How Chemotherapy Works

Chemotherapy uses drugs that target rapidly dividing cells. These drugs circulate throughout the entire body (which is why chemotherapy is called a systemic treatment) and affect any cells that are dividing quickly. Since cancer cells tend to divide faster than most normal cells, they are more susceptible to these drugs.

However, some normal cells also divide rapidly, including those in the bone marrow, the lining of the digestive tract, and hair follicles. This is why chemotherapy can cause side effects like lowered blood counts, nausea, and hair loss. The drugs do not distinguish between cancer cells and rapidly dividing healthy cells.

How Radioligand Therapy Works

Radioligand therapy takes a targeted approach. Instead of affecting all rapidly dividing cells, it delivers radiation specifically to cancer cells that carry a particular molecular target. A molecule designed to seek out that target is linked to a radioactive isotope. When injected, it travels through the body, binds to cancer cells expressing the target, and delivers radiation locally.

Because the radiation has a limited range (just a few millimetres for beta-emitting isotopes like Lutetium-177), the damage is concentrated around the cells the radioligand has bound to. Surrounding healthy tissue receives a much lower dose.

Key Differences

Targeting mechanism: Chemotherapy affects rapidly dividing cells broadly. Radioligand therapy targets specific molecular markers on cancer cells.

Side effect profile: Chemotherapy side effects (nausea, hair loss, immune suppression) stem from its broad action on dividing cells. Radioligand therapy side effects are generally different and relate to radiation exposure in specific tissues. Dry mouth (in PSMA therapy, because salivary glands express some PSMA), fatigue, and temporary blood count changes are common.

Patient selection: Chemotherapy can be given to most cancer patients as long as they are fit enough. Radioligand therapy requires confirmation that the cancer expresses the molecular target, which is done through a diagnostic scan. Not all cancers qualify.

Administration: Chemotherapy is typically given in multiple cycles over weeks or months, often requiring several hours of infusion per session. Radioligand therapy is also given in cycles, but the infusion itself is usually shorter.

When Each Is Used

Chemotherapy remains a cornerstone of cancer treatment for many cancer types. It is often used as a first-line treatment, sometimes in combination with surgery, radiation, or immunotherapy.

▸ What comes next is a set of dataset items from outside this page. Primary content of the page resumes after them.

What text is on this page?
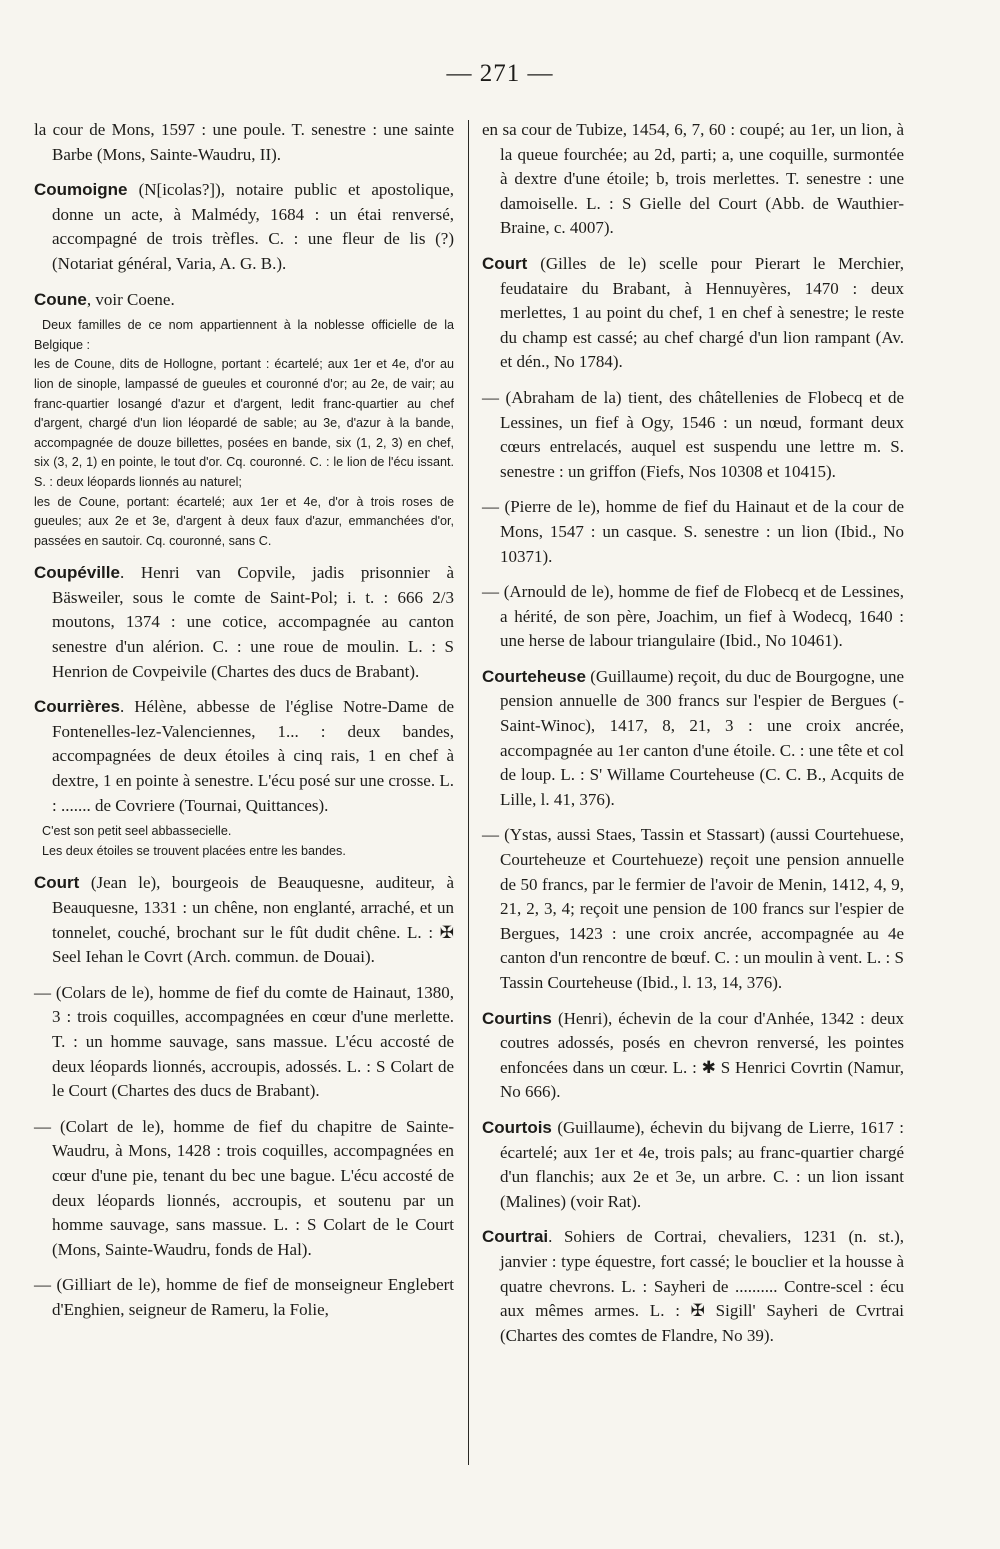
— 271 —

la cour de Mons, 1597 : une poule. T. senestre : une sainte Barbe (Mons, Sainte-Waudru, II).

Coumoigne (N[icolas?]), notaire public et apostolique, donne un acte, à Malmédy, 1684 : un étai renversé, accompagné de trois trèfles. C. : une fleur de lis (?) (Notariat général, Varia, A. G. B.).

Coune, voir Coene.

Deux familles de ce nom appartiennent à la noblesse officielle de la Belgique :

les de Coune, dits de Hollogne, portant : écartelé; aux 1er et 4e, d'or au lion de sinople, lampassé de gueules et couronné d'or; au 2e, de vair; au franc-quartier losangé d'azur et d'argent, ledit franc-quartier au chef d'argent, chargé d'un lion léopardé de sable; au 3e, d'azur à la bande, accompagnée de douze billettes, posées en bande, six (1, 2, 3) en chef, six (3, 2, 1) en pointe, le tout d'or. Cq. couronné. C. : le lion de l'écu issant. S. : deux léopards lionnés au naturel;

les de Coune, portant: écartelé; aux 1er et 4e, d'or à trois roses de gueules; aux 2e et 3e, d'argent à deux faux d'azur, emmanchées d'or, passées en sautoir. Cq. couronné, sans C.

Coupéville. Henri van Copvile, jadis prisonnier à Bäsweiler, sous le comte de Saint-Pol; i. t. : 666 2/3 moutons, 1374 : une cotice, accompagnée au canton senestre d'un alérion. C. : une roue de moulin. L. : S Henrion de Covpeivile (Chartes des ducs de Brabant).

Courrières. Hélène, abbesse de l'église Notre-Dame de Fontenelles-lez-Valenciennes, 1... : deux bandes, accompagnées de deux étoiles à cinq rais, 1 en chef à dextre, 1 en pointe à senestre. L'écu posé sur une crosse. L. : ....... de Covriere (Tournai, Quittances).

C'est son petit seel abbassecielle.

Les deux étoiles se trouvent placées entre les bandes.

Court (Jean le), bourgeois de Beauquesne, auditeur, à Beauquesne, 1331 : un chêne, non englanté, arraché, et un tonnelet, couché, brochant sur le fût dudit chêne. L. : ✠ Seel Iehan le Covrt (Arch. commun. de Douai).

— (Colars de le), homme de fief du comte de Hainaut, 1380, 3 : trois coquilles, accompagnées en cœur d'une merlette. T. : un homme sauvage, sans massue. L'écu accosté de deux léopards lionnés, accroupis, adossés. L. : S Colart de le Court (Chartes des ducs de Brabant).

— (Colart de le), homme de fief du chapitre de Sainte-Waudru, à Mons, 1428 : trois coquilles, accompagnées en cœur d'une pie, tenant du bec une bague. L'écu accosté de deux léopards lionnés, accroupis, et soutenu par un homme sauvage, sans massue. L. : S Colart de le Court (Mons, Sainte-Waudru, fonds de Hal).

— (Gilliart de le), homme de fief de monseigneur Englebert d'Enghien, seigneur de Rameru, la Folie,

en sa cour de Tubize, 1454, 6, 7, 60 : coupé; au 1er, un lion, à la queue fourchée; au 2d, parti; a, une coquille, surmontée à dextre d'une étoile; b, trois merlettes. T. senestre : une damoiselle. L. : S Gielle del Court (Abb. de Wauthier-Braine, c. 4007).

Court (Gilles de le) scelle pour Pierart le Merchier, feudataire du Brabant, à Hennuyères, 1470 : deux merlettes, 1 au point du chef, 1 en chef à senestre; le reste du champ est cassé; au chef chargé d'un lion rampant (Av. et dén., No 1784).

— (Abraham de la) tient, des châtellenies de Flobecq et de Lessines, un fief à Ogy, 1546 : un nœud, formant deux cœurs entrelacés, auquel est suspendu une lettre m. S. senestre : un griffon (Fiefs, Nos 10308 et 10415).

— (Pierre de le), homme de fief du Hainaut et de la cour de Mons, 1547 : un casque. S. senestre : un lion (Ibid., No 10371).

— (Arnould de le), homme de fief de Flobecq et de Lessines, a hérité, de son père, Joachim, un fief à Wodecq, 1640 : une herse de labour triangulaire (Ibid., No 10461).

Courteheuse (Guillaume) reçoit, du duc de Bourgogne, une pension annuelle de 300 francs sur l'espier de Bergues (-Saint-Winoc), 1417, 8, 21, 3 : une croix ancrée, accompagnée au 1er canton d'une étoile. C. : une tête et col de loup. L. : S' Willame Courteheuse (C. C. B., Acquits de Lille, l. 41, 376).

— (Ystas, aussi Staes, Tassin et Stassart) (aussi Courtehuese, Courteheuze et Courtehueze) reçoit une pension annuelle de 50 francs, par le fermier de l'avoir de Menin, 1412, 4, 9, 21, 2, 3, 4; reçoit une pension de 100 francs sur l'espier de Bergues, 1423 : une croix ancrée, accompagnée au 4e canton d'un rencontre de bœuf. C. : un moulin à vent. L. : S Tassin Courteheuse (Ibid., l. 13, 14, 376).

Courtins (Henri), échevin de la cour d'Anhée, 1342 : deux coutres adossés, posés en chevron renversé, les pointes enfoncées dans un cœur. L. : ✱ S Henrici Covrtin (Namur, No 666).

Courtois (Guillaume), échevin du bijvang de Lierre, 1617 : écartelé; aux 1er et 4e, trois pals; au franc-quartier chargé d'un flanchis; aux 2e et 3e, un arbre. C. : un lion issant (Malines) (voir Rat).

Courtrai. Sohiers de Cortrai, chevaliers, 1231 (n. st.), janvier : type équestre, fort cassé; le bouclier et la housse à quatre chevrons. L. : Sayheri de .......... Contre-scel : écu aux mêmes armes. L. : ✠ Sigill' Sayheri de Cvrtrai (Chartes des comtes de Flandre, No 39).
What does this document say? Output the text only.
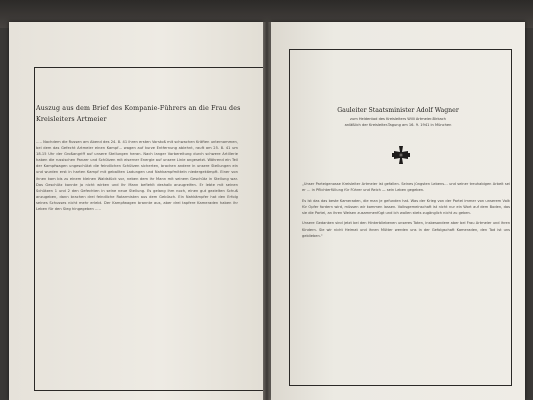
Gauleiter Staatsminister Adolf Wagner
zum Heldentod des Kreisleiters Willi Artmeier-Birkach
anläßlich der Kreisleiter-Tagung am 16. 9. 1941 in München

„Unser Parteigenosse Kreisleiter Artmeier ist gefallen. Seines jüngsten Lebens… und seiner treuhabigen Arbeit sei er … in Pflichterfüllung für Führer und Reich — sein Leben gegeben.

Es ist das das beste Kameraden, die man je gefunden hat. Was der Krieg von der Partei immer von unserem Volk für Opfer fordern wird, müssen wir kommen lassen. Volksgemeinschaft ist nicht nur ein Wort auf dem Boden, das sie die Partei, an ihren Weisen zusammenfügt und ich wollen stets zugänglich nicht zu geben.

Unsere Gedanken sind jetzt bei den Hinterbliebenen unseres Toten, insbesondere aber bei Frau Artmeier und ihren Kindern. Sie wir nicht Heimat und ihnen Mütter werden uns in der Gefolgschaft Kameraden, den Tod ist uns geblieben."

Auszug aus dem Brief des Kompanie-Führers an die Frau des Kreisleiters Artmeier
..... Nachdem die Russen am Abend des 24. 8. 41 ihren ersten Vorstoß mit schwachen Kräften unternommen, bei dem das Gefecht Artmeier einen Kampf… wagen auf kurze Entfernung ablehnt, rauft am 25. 8. 41 um 18.15 Uhr der Großangriff auf unsere Stellungen heran. Nach langer Vorbereitung durch schwere Artillerie haben die russischen Panzer und Schützen mit eiserner Energie auf unsere Linie angesetzt. Während ein Teil der Kampfwagen ungeschützt die feindlichen Schützen sicherten, brachen andere in unsere Stellungen ein und wurden erst in harten Kampf mit geballten Ladungen und Nahkampfmitteln niedergekämpft. Einer von ihnen kam bis zu einem kleinen Waldstück vor, neben dem ihr Mann mit seinem Geschütz in Stellung war. Das Geschütz konnte ja nicht wirken und Ihr Mann befiehlt deshalb anzugreifen. Er lebte mit seinen Schützen 1 und 2 den Gefechten in seine neue Stellung. Es gelang ihm noch, einen gut gezielten Schuß anzugeben, dann brachen drei feindliche Rotarmisten aus dem Gebüsch. Ein Nahkämpfer hat den Erfolg seines Schusses nicht mehr erlebt. Der Kampfwagen brannte aus, aber drei tapfere Kameraden haben ihr Leben für den Sieg hingegeben .....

Radioligand therapy is currently approved or available for specific situations, particularly advanced prostate cancer (Lu-177 PSMA) and neuroendocrine tumours (Lu-177 DOTATATE). It is often used after other treatments, including chemotherapy, have been tried. Research is expanding its applications.

In many cases, radioligand therapy is not a replacement for chemotherapy but an additional tool in the treatment sequence. Your oncologist will determine where each treatment fits in your overall care plan based on your cancer type, stage, and treatment history.

Working Together

Cancer treatment is increasingly multimodal, meaning that different types of treatment are used together or in sequence to achieve the intended outcome. A patient might receive surgery, followed by chemotherapy, followed by radioligand therapy at a later stage if the cancer progresses. Each treatment targets the disease through a different mechanism, and the combination can be more effective than any single approach alone.

Discuss with your nuclear oncology team which treatment options are relevant to your specific case and how they fit into your overall plan.